I Had Hoped To Be Perfect By Now
I’ve always wanted to be perfect. It seemed like a really cool thing to be.
I’ve known a lot of people who’ve seemed nearly perfect, so maybe being perfect might be a thing that could be attained.
I’ve heard people describe loved ones as being perfect; parents, grandparents, even spouses have rung that bell. Could it be that perfection can, indeed, be reached here on mortal soil?
If only I could be the perfect husband or father. Maybe a perfect friend to someone. And certainly, I thought that if I follow after God with all my heart, surely I could be formed into the perfect pastor, right?
Side note, we won’t be taking a vote any time soon as to whether or not I have been a perfect pastor. Though you will no doubt find many people who’ll suggest I’ve perfected certain other attributes that shall go unnamed here.
In the first of 3 letters from John included in the New Testament, he talks a bit about what it means to be perfect. Midway into the fourth chapter he dissects our perfection in love. If we love each other, and abide in God’s Holy presence, and if we confess Jesus as God’s Son, and then in turn abide in God’s love as he abides in us, then perfection also abides in us, at least where the love abides. That’s a lot of abiding.
At the risk of over-simplifying what John wrote, I wonder if that means God’s love comes to a kind of fullness in us as we allow God into our lives, and as we walk with Him. It’s not that you or I love perfectly, but our love is perfected because of God’s presence in us.
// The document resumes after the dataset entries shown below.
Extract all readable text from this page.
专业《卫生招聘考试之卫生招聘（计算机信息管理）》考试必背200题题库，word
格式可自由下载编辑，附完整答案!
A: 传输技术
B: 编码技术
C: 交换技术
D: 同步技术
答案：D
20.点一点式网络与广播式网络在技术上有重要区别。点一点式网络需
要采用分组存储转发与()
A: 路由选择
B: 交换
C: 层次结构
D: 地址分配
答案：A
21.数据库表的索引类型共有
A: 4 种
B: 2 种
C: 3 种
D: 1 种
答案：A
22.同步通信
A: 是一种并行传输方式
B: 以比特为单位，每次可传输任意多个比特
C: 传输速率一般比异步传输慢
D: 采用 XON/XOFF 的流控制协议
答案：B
That fits in well with our understanding of the whole salvation narrative where we are seen righteous in the eyes of God not because of anything we do, but because of the covering presence of Jesus in us.
It’s like this: I used to dream of being perfected in playing baseball. I could tell you that I have no innate sports abilities whatsoever, but it’s also true that I never abided with with people who could teach me how to play well. I have dreamed of being perfected in songwriting, and for a few years, I had the privilege of abiding with people who had perfected that craft. However, since that time, my abilities have waned in proportion to my distance to those great abiding teachers.
I have known folks who seem to be perfected in love. And so, I find it wholly worthwhile of my ambition; to walk with Jesus and to figure out this love commodity more and more every day.
That seems to nail down this perfection thing, but it’s a rusty nail at best. I’ve learned this the hard way, over and over and over and ibid. Though I’m being made better at loving because of Jesus, not everyone recognizes it. In fact, it’s perfectly possible that I might love someone with the love of the Father, and they still completely reject me as being a, uh, well you insert your favorite negative description here. I’m sure it will apply.
The problem isn’t lack of desire, it’s good ol’ human nature. We are divide-and-haters par excellence. We love dividing and hating politically. We love dividing and hating racially. We love dividing and hating even in the things of God’s Kingdom. And as we deal with our own human frailties, it becomes so much easier to attribute our problems to someone else.
Occasionally you see those “#1 Dad” t-shirts or mugs. They might express our heart for our dear ol’ papas, but it’s sketchy as to how official those rankings really are.
And so, being perfect is subjected to so many differing assessments, none of us can ever really measure up to that goal in any sort of public way.
Sure, we can discuss the theology of being made perfect in Heaven. I would tend to lean towards that in agreement. But earthly perfection? Even the Jesus-covers-me-and-I-share-His-love perfection will bang heads with people simply inclined not to like me.
I like being liked, and I’ve struggled to be cleansed of the sin of people-pleasing. And because I’ve met with God’s hand of correction on that matter, I can be assured that all of you wonderful people out there will never find me to be perfect. And you yourself will likely only attain that height according to t-shirt and mug rankings.
Maybe I’ll be content to try to love one more person better, and then the next. And as Jesus testifies to my heart that I am being made perfect in love, I can allow that love to show through me a bit more today. I hope you can as well.